身体的虚弱と抑うつの組み合わせが認知症リスクを大幅に増加

身体的虚弱と抑うつの組み合わせは、認知症のその後のリスクを著しく増加させ、いずれかの状態単独のリスクを上回ることが、新たな研究で示されました。

研究概要

この研究は、60歳以上の220,947人(平均年齢64.5歳、女性53%)を対象としたコホート研究で、English Longitudinal Study of Ageing、UK Biobank、Health and Retirement Studyのデータが用いられました。Modified Fried frailty phenotype、精神健康アンケート、入院記録が評価項目に含まれ、主要アウトカムは全原因認知症の新規発症でした。
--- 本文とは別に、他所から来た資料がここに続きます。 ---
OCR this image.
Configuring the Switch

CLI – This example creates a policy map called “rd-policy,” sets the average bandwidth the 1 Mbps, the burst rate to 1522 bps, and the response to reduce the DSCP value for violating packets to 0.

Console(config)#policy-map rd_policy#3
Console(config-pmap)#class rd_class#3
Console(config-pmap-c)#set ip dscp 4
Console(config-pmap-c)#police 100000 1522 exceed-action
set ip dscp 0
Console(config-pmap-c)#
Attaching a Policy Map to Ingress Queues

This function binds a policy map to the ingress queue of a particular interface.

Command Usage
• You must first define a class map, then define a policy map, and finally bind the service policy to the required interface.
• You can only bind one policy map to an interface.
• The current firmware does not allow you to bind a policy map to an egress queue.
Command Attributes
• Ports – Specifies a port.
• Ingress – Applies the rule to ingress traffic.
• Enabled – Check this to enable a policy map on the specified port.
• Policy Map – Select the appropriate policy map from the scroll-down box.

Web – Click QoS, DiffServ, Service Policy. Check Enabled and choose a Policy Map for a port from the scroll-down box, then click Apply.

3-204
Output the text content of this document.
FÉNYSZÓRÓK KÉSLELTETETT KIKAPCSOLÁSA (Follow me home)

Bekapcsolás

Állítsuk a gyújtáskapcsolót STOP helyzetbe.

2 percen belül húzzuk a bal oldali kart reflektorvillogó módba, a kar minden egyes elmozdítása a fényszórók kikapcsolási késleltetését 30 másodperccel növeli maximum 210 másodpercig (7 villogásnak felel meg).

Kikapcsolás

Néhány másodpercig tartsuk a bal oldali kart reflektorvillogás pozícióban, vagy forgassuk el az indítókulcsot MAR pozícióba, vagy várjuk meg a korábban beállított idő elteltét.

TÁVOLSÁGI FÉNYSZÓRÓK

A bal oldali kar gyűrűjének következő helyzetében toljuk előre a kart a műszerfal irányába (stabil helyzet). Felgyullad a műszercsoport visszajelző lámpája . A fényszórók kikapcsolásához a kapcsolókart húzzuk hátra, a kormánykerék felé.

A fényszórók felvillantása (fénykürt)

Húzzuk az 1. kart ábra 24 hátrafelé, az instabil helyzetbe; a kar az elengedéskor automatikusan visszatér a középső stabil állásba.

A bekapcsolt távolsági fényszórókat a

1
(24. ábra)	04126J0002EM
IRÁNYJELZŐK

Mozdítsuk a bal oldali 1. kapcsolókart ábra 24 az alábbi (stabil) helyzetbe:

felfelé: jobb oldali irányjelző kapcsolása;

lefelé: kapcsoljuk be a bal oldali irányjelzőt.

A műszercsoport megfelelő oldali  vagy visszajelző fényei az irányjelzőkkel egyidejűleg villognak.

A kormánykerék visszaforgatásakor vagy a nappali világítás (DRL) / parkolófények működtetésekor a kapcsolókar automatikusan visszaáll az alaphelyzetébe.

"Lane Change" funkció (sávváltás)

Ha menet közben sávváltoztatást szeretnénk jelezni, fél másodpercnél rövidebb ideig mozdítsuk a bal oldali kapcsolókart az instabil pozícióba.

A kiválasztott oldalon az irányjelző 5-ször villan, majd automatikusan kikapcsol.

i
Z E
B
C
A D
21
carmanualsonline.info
追跡期間2,832,696人年において、9,088人の参加者に認知症が発生しました。

主要な研究結果

  • 虚弱単独の場合、健康な個人と比較して認知症リスクが155%高かった(統合ハザード比[HR], 2.55; 95% CI, 2.36-2.76)。
  • 抑うつ単独の場合、認知症リスクは59%増加した(統合HR, 1.59; 95% CI, 1.50-1.69)。
  • 虚弱と抑うつを両方持つ個人では、認知症リスクが最も高く、統合HRは3.23(95% CI, 2.86-3.65)でした。これは、健康な個人と比較して3倍以上のリスク増加に相当します。
  • 虚弱と抑うつの相互作用は、認知症リスクの17.1%(95% CI, 6.0%-28.3%)を占めました。研究者らは、これら2つの要因が相加的に相互作用し、認知症リスクをさらに増幅させると述べています。
  • 伝統的な認知症リスクモデルにこれら両方の要因を加えることで、予測精度が有意に向上しました(すべてのROC曲線下面積P値 < .05)。

結論と提言

研究者らは、「これらの結果は、虚弱、抑うつ、および認知機能間の複雑な関係を強調している」と述べ、身体的虚弱と抑うつは修正可能な要因であるため、これらの状態を標的とした同時介入が認知症リスクを大幅に低減できる可能性があると付け加えています。また、臨床現場において虚弱と抑うつの評価を統合することが、高リスク個人の早期特定と的を絞った介入を可能にする上で重要であると指摘しています。

この研究は、中国国家重点研究開発プログラムの資金提供を受け、2025年12月16日にGeneral Psychiatry誌にオンライン掲載されました。